Advancing Adaptive Multi-Stage Video Anomaly Reasoning: A Benchmark Dataset and Method

Recent progress in reasoning capabilities of Multimodal Large Language Models(MLLMs) has highlighted their potential for performing complex video understanding tasks. However, in the domain of Video Anomaly Detection and Understanding (VAD&U), existing MLLM-based methods are largely limited to anomaly localization or post-hoc description, lacking explicit reasoning processes, risk awareness, and decision-oriented interpretation. To address this gap, we define a new task termed Video Anomaly Reasoning (VAR), which elevates video anomaly analysis from descriptive understanding to structured, multi-stage reasoning. VAR explicitly requires models to perform progressive reasoning over anomalous events before answering anomaly-related questions, encompassing visual perception, causal interpretation, and risk-aware decision making. To support this task, we present a new dataset with 8,641 videos, where each video is annotated with diverse question types corresponding to different reasoning depths, totaling more than 50,000 samples, making it one of the largest datasets for video anomaly. The annotations are based on a structured Perception-Cognition-Action Chain-of-Thought (PerCoAct-CoT), which formalizes domain-specific reasoning priors for video anomaly understanding. This design enables systematic evaluation of multi-stage and adaptive anomaly reasoning.
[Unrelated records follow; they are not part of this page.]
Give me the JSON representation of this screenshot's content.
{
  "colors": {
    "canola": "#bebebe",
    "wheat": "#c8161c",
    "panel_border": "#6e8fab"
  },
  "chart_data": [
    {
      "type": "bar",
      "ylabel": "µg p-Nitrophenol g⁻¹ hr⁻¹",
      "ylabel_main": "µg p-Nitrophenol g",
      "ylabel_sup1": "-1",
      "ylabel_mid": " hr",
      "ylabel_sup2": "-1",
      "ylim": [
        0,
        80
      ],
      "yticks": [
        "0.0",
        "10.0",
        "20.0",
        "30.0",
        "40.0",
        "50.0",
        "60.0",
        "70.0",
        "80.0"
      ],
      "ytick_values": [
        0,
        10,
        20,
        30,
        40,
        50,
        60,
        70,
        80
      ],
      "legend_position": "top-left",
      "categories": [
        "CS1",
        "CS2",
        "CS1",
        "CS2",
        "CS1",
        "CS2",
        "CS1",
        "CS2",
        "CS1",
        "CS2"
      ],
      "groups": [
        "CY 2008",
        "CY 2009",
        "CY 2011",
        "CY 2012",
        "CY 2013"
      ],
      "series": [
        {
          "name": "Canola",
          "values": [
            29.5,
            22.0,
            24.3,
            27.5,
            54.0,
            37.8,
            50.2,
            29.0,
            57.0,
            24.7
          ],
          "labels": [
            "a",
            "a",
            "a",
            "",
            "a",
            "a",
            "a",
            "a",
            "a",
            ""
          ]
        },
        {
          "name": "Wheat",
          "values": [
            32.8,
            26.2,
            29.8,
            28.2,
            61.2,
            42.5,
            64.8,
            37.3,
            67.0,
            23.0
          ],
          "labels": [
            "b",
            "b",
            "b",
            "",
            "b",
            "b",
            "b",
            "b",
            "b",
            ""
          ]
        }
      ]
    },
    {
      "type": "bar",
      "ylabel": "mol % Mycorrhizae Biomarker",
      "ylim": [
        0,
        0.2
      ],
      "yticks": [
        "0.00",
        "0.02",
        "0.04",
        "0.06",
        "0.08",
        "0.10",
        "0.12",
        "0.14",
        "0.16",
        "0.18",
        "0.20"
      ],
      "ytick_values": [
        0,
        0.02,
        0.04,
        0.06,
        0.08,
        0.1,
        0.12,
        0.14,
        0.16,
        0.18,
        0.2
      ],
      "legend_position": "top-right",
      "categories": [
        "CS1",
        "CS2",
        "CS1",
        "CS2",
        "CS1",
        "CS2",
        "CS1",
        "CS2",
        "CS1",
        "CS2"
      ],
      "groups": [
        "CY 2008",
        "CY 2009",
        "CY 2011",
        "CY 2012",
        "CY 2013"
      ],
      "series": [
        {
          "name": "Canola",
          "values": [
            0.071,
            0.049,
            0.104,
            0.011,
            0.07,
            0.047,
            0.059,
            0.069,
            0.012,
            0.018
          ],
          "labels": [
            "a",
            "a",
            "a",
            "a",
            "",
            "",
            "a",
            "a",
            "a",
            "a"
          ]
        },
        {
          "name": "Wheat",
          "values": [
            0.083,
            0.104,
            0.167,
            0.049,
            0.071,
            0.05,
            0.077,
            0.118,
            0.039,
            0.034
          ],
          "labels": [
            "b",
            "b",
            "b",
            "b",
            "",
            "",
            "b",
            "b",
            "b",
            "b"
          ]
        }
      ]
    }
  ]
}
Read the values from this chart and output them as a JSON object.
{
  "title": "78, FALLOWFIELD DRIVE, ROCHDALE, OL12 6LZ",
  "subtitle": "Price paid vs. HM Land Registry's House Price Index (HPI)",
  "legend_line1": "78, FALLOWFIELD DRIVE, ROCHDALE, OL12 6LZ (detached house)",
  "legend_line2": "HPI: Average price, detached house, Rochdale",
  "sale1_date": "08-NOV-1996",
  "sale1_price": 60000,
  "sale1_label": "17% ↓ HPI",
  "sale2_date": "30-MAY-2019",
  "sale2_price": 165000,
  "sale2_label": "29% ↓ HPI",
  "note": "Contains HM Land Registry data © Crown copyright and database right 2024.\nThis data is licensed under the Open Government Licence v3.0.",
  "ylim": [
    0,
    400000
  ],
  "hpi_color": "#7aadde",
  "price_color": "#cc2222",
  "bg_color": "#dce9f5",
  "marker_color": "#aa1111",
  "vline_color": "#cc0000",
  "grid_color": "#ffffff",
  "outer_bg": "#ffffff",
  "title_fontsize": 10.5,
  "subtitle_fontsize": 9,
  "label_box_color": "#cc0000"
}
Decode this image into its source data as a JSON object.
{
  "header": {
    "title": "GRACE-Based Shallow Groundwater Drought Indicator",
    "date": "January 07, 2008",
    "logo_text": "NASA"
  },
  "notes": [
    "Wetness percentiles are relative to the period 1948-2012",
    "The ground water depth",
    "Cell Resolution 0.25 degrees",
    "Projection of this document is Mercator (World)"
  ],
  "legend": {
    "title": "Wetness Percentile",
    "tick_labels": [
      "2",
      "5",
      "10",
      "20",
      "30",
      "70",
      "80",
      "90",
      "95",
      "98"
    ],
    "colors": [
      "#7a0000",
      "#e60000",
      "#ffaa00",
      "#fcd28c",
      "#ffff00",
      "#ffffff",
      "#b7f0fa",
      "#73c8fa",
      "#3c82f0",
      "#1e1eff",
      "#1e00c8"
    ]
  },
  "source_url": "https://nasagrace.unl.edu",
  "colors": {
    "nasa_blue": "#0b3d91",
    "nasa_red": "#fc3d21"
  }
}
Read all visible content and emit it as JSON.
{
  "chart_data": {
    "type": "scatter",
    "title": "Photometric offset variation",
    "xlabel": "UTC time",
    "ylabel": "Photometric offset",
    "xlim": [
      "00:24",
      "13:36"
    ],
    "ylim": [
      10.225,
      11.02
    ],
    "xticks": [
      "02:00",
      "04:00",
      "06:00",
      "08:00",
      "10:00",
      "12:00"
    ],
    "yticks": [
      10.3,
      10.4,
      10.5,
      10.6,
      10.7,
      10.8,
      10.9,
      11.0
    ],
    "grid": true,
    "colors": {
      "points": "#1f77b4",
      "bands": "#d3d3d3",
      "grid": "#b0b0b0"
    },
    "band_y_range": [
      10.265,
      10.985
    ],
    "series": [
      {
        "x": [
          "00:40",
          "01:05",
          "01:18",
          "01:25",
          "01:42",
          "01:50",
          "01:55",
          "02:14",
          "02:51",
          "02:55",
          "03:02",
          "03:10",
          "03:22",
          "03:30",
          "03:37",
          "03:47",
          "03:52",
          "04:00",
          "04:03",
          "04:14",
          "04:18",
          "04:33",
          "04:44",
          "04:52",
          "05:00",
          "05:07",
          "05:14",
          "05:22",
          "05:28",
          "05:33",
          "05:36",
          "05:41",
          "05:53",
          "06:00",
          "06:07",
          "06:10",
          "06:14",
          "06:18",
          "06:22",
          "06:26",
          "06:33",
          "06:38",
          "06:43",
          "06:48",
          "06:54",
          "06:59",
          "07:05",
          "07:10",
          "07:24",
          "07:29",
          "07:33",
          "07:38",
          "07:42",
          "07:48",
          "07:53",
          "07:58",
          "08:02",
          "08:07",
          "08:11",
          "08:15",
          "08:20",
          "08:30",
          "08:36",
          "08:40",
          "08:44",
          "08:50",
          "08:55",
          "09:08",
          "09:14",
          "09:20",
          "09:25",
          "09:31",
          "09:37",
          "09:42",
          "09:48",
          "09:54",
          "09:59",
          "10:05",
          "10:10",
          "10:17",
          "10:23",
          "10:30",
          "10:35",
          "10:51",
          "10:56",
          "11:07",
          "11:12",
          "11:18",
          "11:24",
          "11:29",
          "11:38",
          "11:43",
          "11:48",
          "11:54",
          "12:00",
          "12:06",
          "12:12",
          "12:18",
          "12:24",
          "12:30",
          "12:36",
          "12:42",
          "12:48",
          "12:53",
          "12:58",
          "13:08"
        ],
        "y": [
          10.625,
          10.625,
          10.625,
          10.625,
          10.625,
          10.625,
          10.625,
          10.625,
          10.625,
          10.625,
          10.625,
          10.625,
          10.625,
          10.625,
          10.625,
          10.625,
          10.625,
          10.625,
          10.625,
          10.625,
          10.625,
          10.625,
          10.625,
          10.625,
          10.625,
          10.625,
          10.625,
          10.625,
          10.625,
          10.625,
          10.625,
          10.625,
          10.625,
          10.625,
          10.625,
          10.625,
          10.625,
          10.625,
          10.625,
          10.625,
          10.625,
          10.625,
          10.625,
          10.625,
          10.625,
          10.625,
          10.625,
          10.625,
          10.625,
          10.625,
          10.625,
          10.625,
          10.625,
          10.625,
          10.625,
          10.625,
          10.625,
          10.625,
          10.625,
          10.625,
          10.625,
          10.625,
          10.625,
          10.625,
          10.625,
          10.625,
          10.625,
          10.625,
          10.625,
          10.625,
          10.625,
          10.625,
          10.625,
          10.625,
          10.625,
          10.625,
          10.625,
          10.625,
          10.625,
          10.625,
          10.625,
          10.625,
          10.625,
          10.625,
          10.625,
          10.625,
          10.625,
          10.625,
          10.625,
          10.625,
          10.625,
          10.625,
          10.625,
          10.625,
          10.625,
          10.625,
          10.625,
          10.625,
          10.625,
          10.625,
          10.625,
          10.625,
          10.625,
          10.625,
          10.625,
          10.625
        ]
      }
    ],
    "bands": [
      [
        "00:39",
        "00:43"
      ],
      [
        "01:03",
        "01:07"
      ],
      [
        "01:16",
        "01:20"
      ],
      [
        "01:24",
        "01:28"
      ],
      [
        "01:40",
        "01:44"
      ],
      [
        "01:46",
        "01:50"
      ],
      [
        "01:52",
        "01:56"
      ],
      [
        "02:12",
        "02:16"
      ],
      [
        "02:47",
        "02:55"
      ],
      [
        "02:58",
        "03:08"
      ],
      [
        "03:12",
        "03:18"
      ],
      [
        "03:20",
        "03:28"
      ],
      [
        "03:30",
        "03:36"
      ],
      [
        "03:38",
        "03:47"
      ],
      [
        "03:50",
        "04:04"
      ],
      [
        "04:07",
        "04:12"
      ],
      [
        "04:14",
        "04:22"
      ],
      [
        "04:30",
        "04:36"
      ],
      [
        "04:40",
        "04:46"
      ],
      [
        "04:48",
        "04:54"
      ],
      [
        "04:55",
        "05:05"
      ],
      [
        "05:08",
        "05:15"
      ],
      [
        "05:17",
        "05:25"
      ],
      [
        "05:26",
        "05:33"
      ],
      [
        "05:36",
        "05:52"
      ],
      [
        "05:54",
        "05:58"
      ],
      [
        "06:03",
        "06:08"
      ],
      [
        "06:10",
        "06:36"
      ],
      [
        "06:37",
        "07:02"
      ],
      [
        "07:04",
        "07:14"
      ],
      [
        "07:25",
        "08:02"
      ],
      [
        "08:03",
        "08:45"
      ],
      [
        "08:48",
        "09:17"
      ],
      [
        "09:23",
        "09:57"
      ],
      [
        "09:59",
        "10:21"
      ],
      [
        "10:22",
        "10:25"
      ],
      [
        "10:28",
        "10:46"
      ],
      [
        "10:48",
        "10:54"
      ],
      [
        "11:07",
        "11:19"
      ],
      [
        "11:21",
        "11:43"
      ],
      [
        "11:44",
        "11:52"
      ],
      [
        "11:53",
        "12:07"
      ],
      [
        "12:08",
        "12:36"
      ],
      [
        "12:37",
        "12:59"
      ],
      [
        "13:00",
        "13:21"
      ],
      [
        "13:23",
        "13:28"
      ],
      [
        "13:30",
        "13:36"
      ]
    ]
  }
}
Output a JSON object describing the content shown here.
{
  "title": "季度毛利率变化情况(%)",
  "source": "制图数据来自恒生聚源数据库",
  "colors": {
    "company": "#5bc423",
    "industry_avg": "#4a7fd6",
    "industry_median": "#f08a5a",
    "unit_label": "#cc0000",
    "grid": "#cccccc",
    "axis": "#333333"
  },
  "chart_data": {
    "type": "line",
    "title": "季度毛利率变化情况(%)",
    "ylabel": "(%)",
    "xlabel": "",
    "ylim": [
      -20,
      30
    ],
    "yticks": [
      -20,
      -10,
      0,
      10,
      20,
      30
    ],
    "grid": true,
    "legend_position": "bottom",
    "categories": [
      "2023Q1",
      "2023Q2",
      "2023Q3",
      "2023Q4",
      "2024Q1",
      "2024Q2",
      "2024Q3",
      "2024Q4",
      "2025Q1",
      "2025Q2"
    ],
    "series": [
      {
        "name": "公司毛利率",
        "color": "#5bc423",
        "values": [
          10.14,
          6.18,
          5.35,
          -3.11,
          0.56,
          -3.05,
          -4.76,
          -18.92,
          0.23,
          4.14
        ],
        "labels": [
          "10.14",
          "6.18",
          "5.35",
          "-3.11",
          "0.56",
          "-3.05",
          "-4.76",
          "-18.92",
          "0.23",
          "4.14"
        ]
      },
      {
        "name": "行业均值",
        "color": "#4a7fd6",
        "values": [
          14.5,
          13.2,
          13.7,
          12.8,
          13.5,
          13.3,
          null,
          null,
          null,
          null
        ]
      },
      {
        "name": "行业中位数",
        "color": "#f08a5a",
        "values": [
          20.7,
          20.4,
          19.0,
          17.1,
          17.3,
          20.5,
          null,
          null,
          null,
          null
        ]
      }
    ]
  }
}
In addition, we propose Anomaly-Aware Group Relative Policy Optimization to further enhance reasoning reliability under weak supervision. Building upon the proposed task and dataset, we develop an end-to-end MLLM-based VAR model termed Vad-R1-Plus, which supports adaptive hierarchical reasoning and risk-aware decision making. Extensive experiments demonstrate that the proposed benchmark and method effectively advance the reasoning capabilities of MLLMs on VAR tasks, outperforming both open-source and proprietary baselines.

翻译：近年来，多模态大语言模型（MLLMs）在推理能力方面的进展凸显了其在执行复杂视频理解任务上的潜力。然而，在视频异常检测与理解（VAD&U）领域，现有的基于MLLM的方法大多局限于异常定位或事后描述，缺乏显式的推理过程、风险意识以及面向决策的解释。为弥补这一不足，我们定义了一项名为视频异常推理（VAR）的新任务，它将视频异常分析从描述性理解提升至结构化的多阶段推理。VAR明确要求模型在回答异常相关的问题之前，对异常事件进行渐进式推理，涵盖视觉感知、因果解释和风险感知决策。为支持此任务，我们提出了一个包含8,641个视频的新数据集，其中每个视频都标注了对应不同推理深度的多样化问题类型，样本总数超过50,000个，使其成为视频异常领域最大的数据集之一。这些标注基于结构化的感知-认知-行动思维链（PerCoAct-CoT），该框架形式化了视频异常理解中领域特定的推理先验。这一设计使得对多阶段和自适应异常推理的系统性评估成为可能。此外，我们提出了异常感知组相对策略优化，以在弱监督下进一步提升推理的可靠性。基于所提出的任务和数据集，我们开发了一个端到端的基于MLLM的VAR模型，命名为Vad-R1-Plus，该模型支持自适应分层推理和风险感知决策。大量实验表明，所提出的基准和方法有效提升了MLLMs在VAR任务上的推理能力，其性能优于开源和专有的基线模型。